The Seminar has identified a series of issues that require attention if we are to work towards a renewal of biblical interpretation in our day. However, it was felt that before attending to specific issues we should hold a consultation to assess the current state of biblical interpretation in the academy. This was the focus of our September 1999 consultation at Selwyn College, Cambridge at which we were particularly privileged to have Prof. Brevard Childs and Prof. Walter Brueggemann present. The consultation was called, The Crisis in Biblical Interpretation, and the papers from that consultation form the basis of this book. At this very stimulating event, it became clear that not all of us thought that biblical interpretation was in a crisis. Some did, others were reluctant to emphasise this. We were all agreed though, that biblical interpretation needs renewal, hence the title of this volume: Renewing Biblical Interpretation.

It is our view that biblical interpretation is a complex area whose renewal requires attention to many different aspects. The aim of this volume is to try and get these areas clearly on the table, so that in future volumes we can take up individual areas and explore them in considerably more depth. In what follows I will give some sense of the emerging geography of the key elements that we think need to be addressed if biblical interpretation is to be renewed. I am acutely aware from our consultations, that how one describes this geography will not be unprejudiced (in Gadamer’s sense of pre-judgement). No doubt, others in The Seminar would describe the geography differently, and if you read the chapters of this book carefully you will pick up on the nuanced differences amidst a significant consensus.

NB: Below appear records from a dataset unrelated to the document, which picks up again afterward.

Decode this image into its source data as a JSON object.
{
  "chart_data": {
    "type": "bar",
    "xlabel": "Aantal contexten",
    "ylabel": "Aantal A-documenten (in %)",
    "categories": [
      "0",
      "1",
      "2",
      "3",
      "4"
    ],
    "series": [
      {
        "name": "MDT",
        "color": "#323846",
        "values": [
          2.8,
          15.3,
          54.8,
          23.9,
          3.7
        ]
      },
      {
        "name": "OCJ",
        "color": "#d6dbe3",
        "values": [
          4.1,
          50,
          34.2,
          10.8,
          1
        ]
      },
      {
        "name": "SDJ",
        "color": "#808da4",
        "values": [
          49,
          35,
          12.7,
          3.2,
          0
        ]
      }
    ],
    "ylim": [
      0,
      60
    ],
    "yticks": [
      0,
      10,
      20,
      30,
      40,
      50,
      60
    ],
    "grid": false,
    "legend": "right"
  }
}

The more sophisticated and theologically aware models for biblical hermeneutics recognise nowadays the need to integrate three key elements or strands in their approach to the Bible, viz. the historical, the literary and the theological. In this volume all three of these elements are discussed. From this perspective chapters look as follows:

Key Strands Chapters
History Green - Philosophy of history and interpretation
Sundberg - The Social Effects of Historical Criticism
Riches - Response to Sundberg
Moller - Renewing Historical Criticism
Literature Wright - Aesthetics and Biblical Interpretation
Ingraffia - Deconstructing the Tower of Babel
Hart - Imagination and Biblical Interpretation
Wolterstorff - Response to Hart
Theology Seitz - A Case for Serious Theological Interpretation
Beeby - A Missional Hermeneutic


Other chapters overlap with these categories. Craig Bartholomew, for example, discusses the rise of historical criticism, and examines some of the theological hermeneutics being proposed today. Neil Beaton MacDonald’s chapter on philosophy of language connects with theological and literary issues. And, there are numerous other connections that can and should be made.